Four years into this AI moment, policymakers have been caught flat-footed — waiting for the dust to settle before attempting to intervene. In earlier eras, this may have been a wise strategy. But waiting carries its own costs, and those costs compound. Every year policymakers defer is a year the labor market drifts further from the rules built for it. By the time things begin to settle down (if ever), our Gen Alpha grads will be justifiably upset that we did not more seriously prepare for a world in which their job prospects were historically dismal.
Now’s the time for dynamic legislation. Lawmakers cannot move at the speed of AI. That’s by design. The Framers knew that the only thing worse than inaction is hasty, heavy-handed, and practically irreversible legislation. They designed a process to methodically vet proposals and wait until a durable consensus formed. Good policy results from deliberation and data, not panic and popular pressure. Rather than try to speed up the legislative process, we simply need to alter its focus.
Instead of passing a static law that effectively assumes tomorrow will look like today, state and federal legislatures need to adopt the practice of legislating for many different tomorrows. For example, this may look like the creation of an AI Literacy Corps--made up of individuals between 18 and 30--tasked with helping small businesses and nonprofits learn how to use AI tools. This massive effort would lie dormant until unemployment among recent graduates reached nine percent, at which point an AI Literacy Corps activates automatically. Suddenly, if and when things go south for young people, Congress will not start from step one. Their work will have shifted from ideation to implementation. Like the Civilian Conservation Corps, it’d be a means to keep young folks in the employment game--learning new skills, meeting new people, and actively contributing to a brighter future.
Of course, Congress could opt to get even more creative. They could call for a 'Launch Fund' available to young Americans if unemployment hit 15 percent. The fund could capitalize new ventures started by recent graduates, underwrite relocation to regions with stronger labor markets, or finance the rapid credentialing programs that AI-native industries will demand. The structure matters more than the specifics: a defined pool of capital, a clear trigger, a defined beneficiary population, and rules written in advance rather than improvised in crisis. Lawmakers might even prefer a portfolio of metrics to determine whether a particular policy response has been triggered. They could appoint a council of independent economists to set the thresholds. The permutations are endless, and that's the point.
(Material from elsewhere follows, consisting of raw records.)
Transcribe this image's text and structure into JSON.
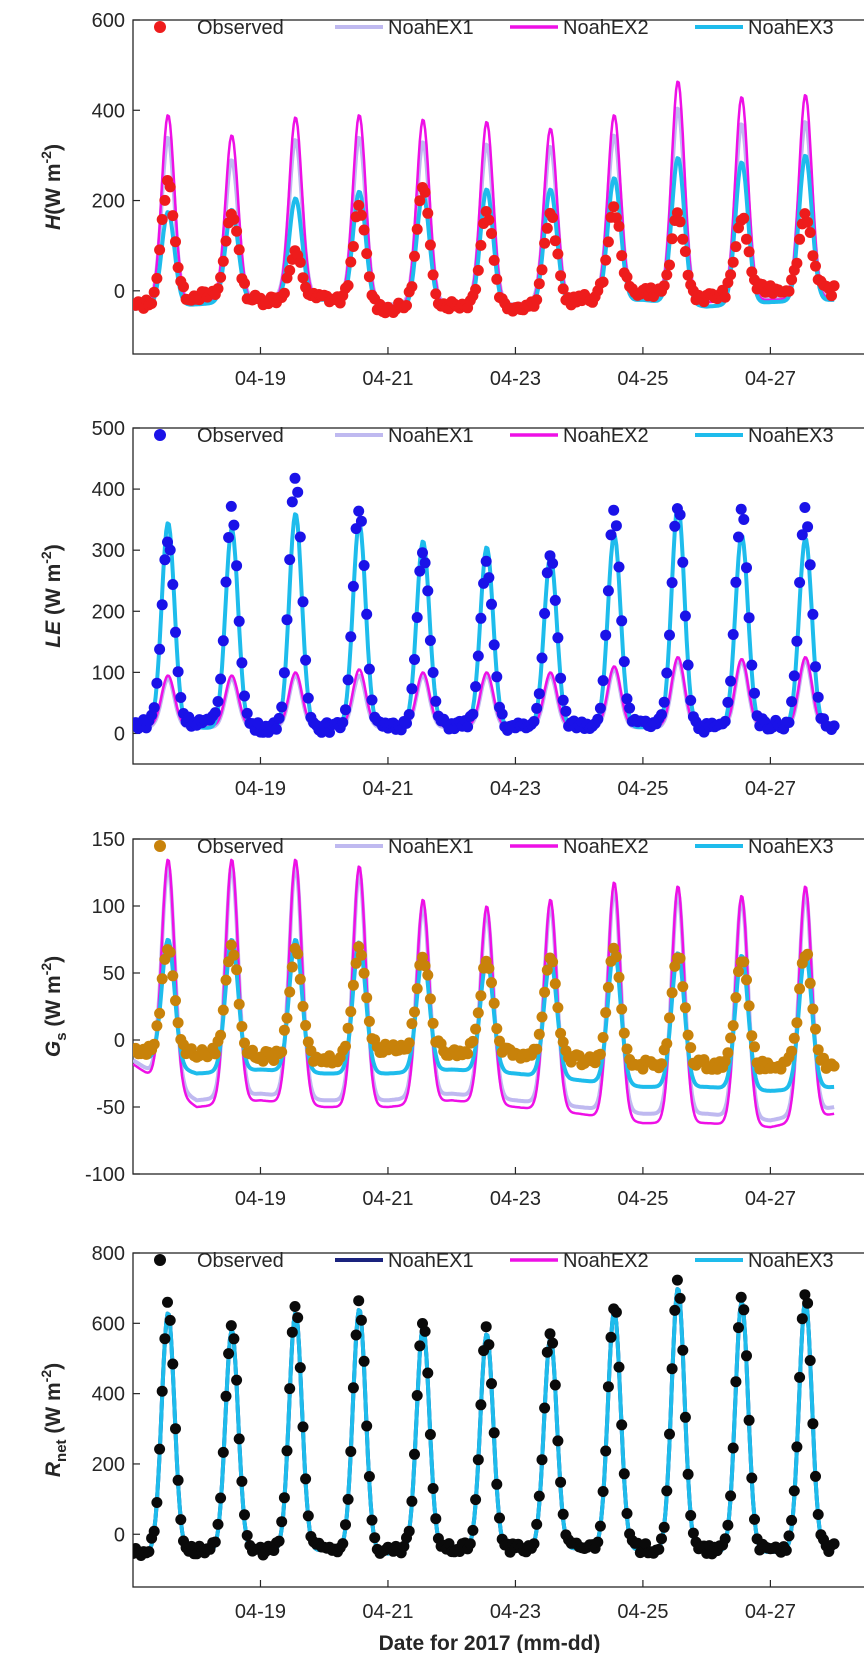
{
  "chart_data": [
    {
      "type": "line",
      "panel": "H",
      "ylabel": {
        "symbol": "H",
        "sub": "",
        "unit": "(W m",
        "exp": "-2",
        "close": ")"
      },
      "ylim": [
        -140,
        600
      ],
      "yticks": [
        0,
        200,
        400,
        600
      ],
      "xlim": [
        0,
        11.5
      ],
      "xticks": [
        2,
        4,
        6,
        8,
        10
      ],
      "xtick_labels": [
        "04-19",
        "04-21",
        "04-23",
        "04-25",
        "04-27"
      ],
      "legend": [
        "Observed",
        "NoahEX1",
        "NoahEX2",
        "NoahEX3"
      ],
      "legend_position": "top",
      "colors": {
        "observed": "#ee1c1c",
        "ex1": "#bfb9f0",
        "ex2": "#ee10e6",
        "ex3": "#1ebcec"
      },
      "series": [
        {
          "name": "Observed",
          "kind": "scatter",
          "daily_peaks": [
            240,
            175,
            80,
            180,
            225,
            175,
            165,
            180,
            165,
            160,
            170
          ],
          "night": [
            -35,
            -10,
            -20,
            -15,
            -40,
            -30,
            -35,
            -20,
            0,
            -15,
            5,
            0
          ]
        },
        {
          "name": "NoahEX1",
          "kind": "line",
          "daily_peaks": [
            340,
            290,
            335,
            340,
            330,
            325,
            320,
            345,
            405,
            370,
            375
          ],
          "night": [
            -30,
            -20,
            -15,
            -10,
            -30,
            -25,
            -30,
            -15,
            -10,
            -20,
            -15,
            -10
          ]
        },
        {
          "name": "NoahEX2",
          "kind": "line",
          "daily_peaks": [
            390,
            345,
            385,
            390,
            380,
            375,
            360,
            390,
            465,
            430,
            435
          ],
          "night": [
            -35,
            -25,
            -20,
            -15,
            -35,
            -30,
            -35,
            -20,
            -15,
            -25,
            -20,
            -15
          ]
        },
        {
          "name": "NoahEX3",
          "kind": "line",
          "daily_peaks": [
            175,
            180,
            205,
            220,
            215,
            225,
            225,
            250,
            295,
            285,
            300
          ],
          "night": [
            -40,
            -30,
            -20,
            -20,
            -40,
            -35,
            -40,
            -25,
            -20,
            -35,
            -25,
            -20
          ]
        }
      ]
    },
    {
      "type": "line",
      "panel": "LE",
      "ylabel": {
        "symbol": "LE",
        "sub": "",
        "unit": " (W m",
        "exp": "-2",
        "close": ")"
      },
      "ylim": [
        -50,
        500
      ],
      "yticks": [
        0,
        100,
        200,
        300,
        400,
        500
      ],
      "xlim": [
        0,
        11.5
      ],
      "xticks": [
        2,
        4,
        6,
        8,
        10
      ],
      "xtick_labels": [
        "04-19",
        "04-21",
        "04-23",
        "04-25",
        "04-27"
      ],
      "legend": [
        "Observed",
        "NoahEX1",
        "NoahEX2",
        "NoahEX3"
      ],
      "legend_position": "top",
      "colors": {
        "observed": "#1a12e8",
        "ex1": "#bfb9f0",
        "ex2": "#ee10e6",
        "ex3": "#1ebcec"
      },
      "series": [
        {
          "name": "Observed",
          "kind": "scatter",
          "daily_peaks": [
            315,
            365,
            420,
            370,
            295,
            275,
            290,
            360,
            375,
            365,
            365
          ],
          "night": [
            15,
            20,
            10,
            10,
            10,
            15,
            10,
            15,
            15,
            10,
            15,
            10
          ]
        },
        {
          "name": "NoahEX1",
          "kind": "line",
          "daily_peaks": [
            90,
            90,
            95,
            95,
            95,
            95,
            95,
            105,
            120,
            118,
            120
          ],
          "night": [
            10,
            10,
            10,
            10,
            10,
            10,
            10,
            10,
            10,
            10,
            10,
            10
          ]
        },
        {
          "name": "NoahEX2",
          "kind": "line",
          "daily_peaks": [
            95,
            95,
            100,
            105,
            100,
            100,
            100,
            110,
            125,
            122,
            125
          ],
          "night": [
            12,
            12,
            12,
            12,
            12,
            12,
            12,
            12,
            12,
            12,
            12,
            12
          ]
        },
        {
          "name": "NoahEX3",
          "kind": "line",
          "daily_peaks": [
            345,
            335,
            360,
            345,
            315,
            305,
            290,
            325,
            375,
            325,
            320
          ],
          "night": [
            10,
            10,
            5,
            10,
            10,
            15,
            10,
            10,
            10,
            10,
            10,
            10
          ]
        }
      ]
    },
    {
      "type": "line",
      "panel": "Gs",
      "ylabel": {
        "symbol": "G",
        "sub": "s",
        "unit": " (W m",
        "exp": "-2",
        "close": ")"
      },
      "ylim": [
        -100,
        150
      ],
      "yticks": [
        -100,
        -50,
        0,
        50,
        100,
        150
      ],
      "xlim": [
        0,
        11.5
      ],
      "xticks": [
        2,
        4,
        6,
        8,
        10
      ],
      "xtick_labels": [
        "04-19",
        "04-21",
        "04-23",
        "04-25",
        "04-27"
      ],
      "legend": [
        "Observed",
        "NoahEX1",
        "NoahEX2",
        "NoahEX3"
      ],
      "legend_position": "top",
      "colors": {
        "observed": "#c8820a",
        "ex1": "#bfb9f0",
        "ex2": "#ee10e6",
        "ex3": "#1ebcec"
      },
      "series": [
        {
          "name": "Observed",
          "kind": "scatter",
          "daily_peaks": [
            70,
            70,
            65,
            70,
            62,
            60,
            62,
            65,
            62,
            62,
            65
          ],
          "night": [
            -8,
            -10,
            -12,
            -15,
            -5,
            -8,
            -10,
            -15,
            -18,
            -18,
            -20,
            -18
          ]
        },
        {
          "name": "NoahEX1",
          "kind": "line",
          "daily_peaks": [
            130,
            130,
            130,
            125,
            100,
            95,
            100,
            112,
            110,
            105,
            110
          ],
          "night": [
            -15,
            -45,
            -40,
            -45,
            -45,
            -40,
            -45,
            -50,
            -55,
            -55,
            -60,
            -50
          ]
        },
        {
          "name": "NoahEX2",
          "kind": "line",
          "daily_peaks": [
            135,
            135,
            135,
            130,
            105,
            100,
            105,
            118,
            115,
            108,
            115
          ],
          "night": [
            -18,
            -50,
            -45,
            -50,
            -50,
            -45,
            -50,
            -55,
            -62,
            -62,
            -65,
            -55
          ]
        },
        {
          "name": "NoahEX3",
          "kind": "line",
          "daily_peaks": [
            75,
            75,
            75,
            73,
            63,
            60,
            60,
            67,
            65,
            63,
            65
          ],
          "night": [
            -10,
            -25,
            -22,
            -25,
            -25,
            -22,
            -25,
            -30,
            -35,
            -35,
            -38,
            -35
          ]
        }
      ]
    },
    {
      "type": "line",
      "panel": "Rnet",
      "ylabel": {
        "symbol": "R",
        "sub": "net",
        "unit": " (W m",
        "exp": "-2",
        "close": ")"
      },
      "ylim": [
        -150,
        800
      ],
      "yticks": [
        0,
        200,
        400,
        600,
        800
      ],
      "xlim": [
        0,
        11.5
      ],
      "xticks": [
        2,
        4,
        6,
        8,
        10
      ],
      "xtick_labels": [
        "04-19",
        "04-21",
        "04-23",
        "04-25",
        "04-27"
      ],
      "xlabel": "Date for 2017 (mm-dd)",
      "legend": [
        "Observed",
        "NoahEX1",
        "NoahEX2",
        "NoahEX3"
      ],
      "legend_position": "top",
      "colors": {
        "observed": "#0a0a0a",
        "ex1": "#1a237e",
        "ex2": "#ee10e6",
        "ex3": "#1ebcec"
      },
      "series": [
        {
          "name": "Observed",
          "kind": "scatter",
          "daily_peaks": [
            650,
            600,
            650,
            660,
            605,
            585,
            580,
            655,
            720,
            680,
            685
          ],
          "night": [
            -50,
            -45,
            -45,
            -40,
            -50,
            -40,
            -40,
            -35,
            -40,
            -45,
            -45,
            -40
          ]
        },
        {
          "name": "NoahEX1",
          "kind": "line",
          "daily_peaks": [
            630,
            580,
            630,
            640,
            590,
            570,
            560,
            635,
            700,
            660,
            665
          ],
          "night": [
            -55,
            -50,
            -50,
            -45,
            -55,
            -45,
            -45,
            -40,
            -45,
            -50,
            -50,
            -45
          ]
        },
        {
          "name": "NoahEX2",
          "kind": "line",
          "daily_peaks": [
            630,
            580,
            630,
            640,
            590,
            570,
            560,
            635,
            700,
            660,
            665
          ],
          "night": [
            -55,
            -50,
            -50,
            -45,
            -55,
            -45,
            -45,
            -40,
            -45,
            -50,
            -50,
            -45
          ]
        },
        {
          "name": "NoahEX3",
          "kind": "line",
          "daily_peaks": [
            630,
            580,
            630,
            640,
            590,
            570,
            560,
            635,
            700,
            660,
            665
          ],
          "night": [
            -55,
            -50,
            -50,
            -45,
            -55,
            -45,
            -45,
            -40,
            -45,
            -50,
            -50,
            -45
          ]
        }
      ]
    }
  ]
}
We do not know what's ahead for the AI economy. Economists expect a transition period from today's jobs to those of the AI economy that may be particularly painful for young people. The hope is that the transition will be short and the jobs of tomorrow will emerge sooner than expected.
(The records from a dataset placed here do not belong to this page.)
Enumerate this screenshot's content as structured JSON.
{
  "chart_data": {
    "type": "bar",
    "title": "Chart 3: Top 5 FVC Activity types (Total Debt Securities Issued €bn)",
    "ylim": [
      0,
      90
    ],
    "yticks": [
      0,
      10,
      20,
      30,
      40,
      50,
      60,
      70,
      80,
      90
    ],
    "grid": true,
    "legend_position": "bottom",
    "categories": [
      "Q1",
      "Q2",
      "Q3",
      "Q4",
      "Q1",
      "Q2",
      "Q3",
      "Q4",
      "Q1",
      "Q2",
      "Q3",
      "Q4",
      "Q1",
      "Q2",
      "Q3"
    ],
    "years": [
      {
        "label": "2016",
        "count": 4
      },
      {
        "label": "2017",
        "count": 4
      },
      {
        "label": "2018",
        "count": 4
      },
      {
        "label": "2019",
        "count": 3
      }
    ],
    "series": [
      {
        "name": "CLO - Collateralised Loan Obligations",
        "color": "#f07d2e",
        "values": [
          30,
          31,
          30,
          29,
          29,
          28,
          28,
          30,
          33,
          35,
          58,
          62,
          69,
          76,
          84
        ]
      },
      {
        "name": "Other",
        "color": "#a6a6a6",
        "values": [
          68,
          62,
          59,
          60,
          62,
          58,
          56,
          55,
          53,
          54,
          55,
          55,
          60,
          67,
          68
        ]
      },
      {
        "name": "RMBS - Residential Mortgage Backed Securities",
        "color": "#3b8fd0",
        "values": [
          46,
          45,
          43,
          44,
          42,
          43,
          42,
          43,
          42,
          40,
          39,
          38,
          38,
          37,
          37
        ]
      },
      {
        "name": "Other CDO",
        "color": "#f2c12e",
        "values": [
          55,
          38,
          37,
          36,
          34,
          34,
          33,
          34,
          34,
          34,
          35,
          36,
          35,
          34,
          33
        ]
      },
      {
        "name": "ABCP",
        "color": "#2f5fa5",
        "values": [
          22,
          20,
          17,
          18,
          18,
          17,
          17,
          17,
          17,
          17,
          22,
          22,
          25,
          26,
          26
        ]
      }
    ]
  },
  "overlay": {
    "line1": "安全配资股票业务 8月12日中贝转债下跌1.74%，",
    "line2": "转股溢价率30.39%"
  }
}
Picture two versions of 2035. In the first, Congress treated forecast uncertainty as a reason to prepare. The Literacy Corps stood ready. The Launch Fund had rules already written. When unemployment crossed the trigger, programs were activated, and graduates went to work. In the second, Congress treated forecast uncertainty as a reason to wait. The hearings began the month the unemployment numbers landed. The bill markups stretched into the following Congress. The graduates waited.
Dynamic legislation is not a workaround of the Framers' design. It is their design taken seriously. Deliberation about contingencies is still deliberation. Triggers set in advance, by a Congress acting in calm rather than crisis, are the opposite of panic legislation. The methodical vetting the Framers prized happens before the storm rather than during it.
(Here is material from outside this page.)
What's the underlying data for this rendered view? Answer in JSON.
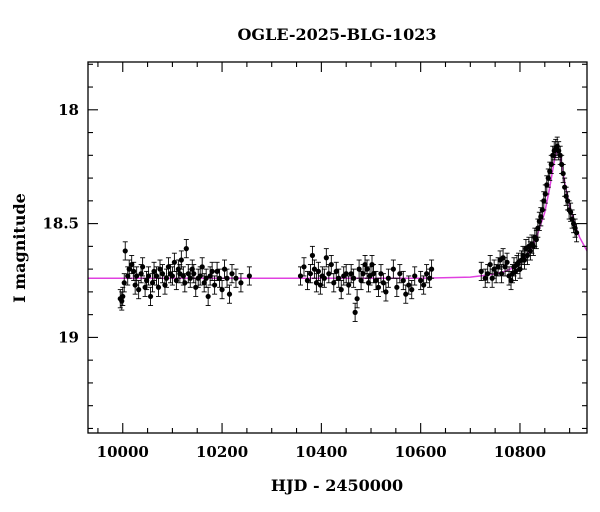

The graduates of 2035 are eight years old today. We know roughly how many of them there will be. We know roughly when they will enter the labor market. We know roughly what the economists fear awaits them. We can keep hoping the forecasts are wrong. Or we can legislate as though we believed the forecasts we commissioned.
Hallmark will write whatever cards the moment calls for. Congress should write the laws that make the more congratulatory cards possible.
Kevin Frazier is an adjunct professor of Delaware Law and an affiliated scholar of emerging technology and constitutional law at St. Thomas University College of Law.